Bisnis.com, ANTALYA--Pemerintah China akan menambah nilai dari bilateral currency swap arragement (BCSA) menjadi US$20 miliar atau Rp270 triliun (kurs Rp13.500 per dolar AS), yang dapat digunakan untuk dukungan likuiditas di dalam negeri.
Presiden Joko Widodo (Jokowi) mengatakan pertemuan dengan Presiden China Xi Jinpinh fokus menindaklanjuti pertemuan sebelumnya. Salah satu komitmen yang dihasilkan dalam pertemuan tersebut adalah penambahan kerja sama untuk dukungan likuiditas Indonesia menjadi US$20 miliar.
"China akan menambah US$20 miliar. Jumlah ini bagus sekali, apalagi ditambah dengan invetsasi yang datang nanti akan memberikan dampak kepada arus uang dan modal masuk," katanya usai menghadiri KTT G-20 di Antalya, Turki, Senin (15/11/2015).
Bambang Brodjonegoro, Menteri Keuangan, mengatakan sebelumnya China telah menyatakan komitmennya untuk memberikan US$15 miliar dalam bilateral currency swap arrangement. Akan tetapi, dalam pertemuan antara Presiden Jokowi dengan Presiden Xi Jinping disepakati untuk menambah nilainya menjadi US$20 miliar.
Bambang menuturkan dana tersebut dapat digunakan untuk penguatan cadangan devisa dan bersifat stand by. Dana tersebut baru akan digunakan apabila Bank Indonesia merasa perlu, agar dapat memperbaiki nilai tukar rupiah terhadap mata uang asing.
Seperti diketahui, mulai tahun depan pemerintah akan mendorong penggunaan mata uang selain dollar AS dalam perdagangan Indonesia dengan China.
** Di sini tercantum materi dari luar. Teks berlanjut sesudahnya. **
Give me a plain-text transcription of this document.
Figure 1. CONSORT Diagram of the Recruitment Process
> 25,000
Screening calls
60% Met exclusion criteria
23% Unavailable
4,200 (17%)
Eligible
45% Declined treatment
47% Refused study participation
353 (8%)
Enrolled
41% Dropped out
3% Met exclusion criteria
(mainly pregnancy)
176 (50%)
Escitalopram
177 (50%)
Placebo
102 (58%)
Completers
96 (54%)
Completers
Kebijakan ini menjadi upaya memperkuat cadangan devisa dan mengurangi ketergantungan terhadap dollar AS.
Langkah tersebut merupakan kesepakatan dalam perpanjangan bilateral currency swap arrangement (BCSA) pada 1 Oktober 2013 antara Gubernur Bank Indonesia Agus Martowardojo dan Gubernur Peoples Bank of China, Zhou Xiaochuan.
Perjanjian itu berlaku setiap tiga tahun dan dapat diperpanjang kembali. Dengan kesepakatan itu, Indonesia dan China sebenarnya sudah bisa menggunakan mata uang selain dollar AS dalam perdagangannya saat ini.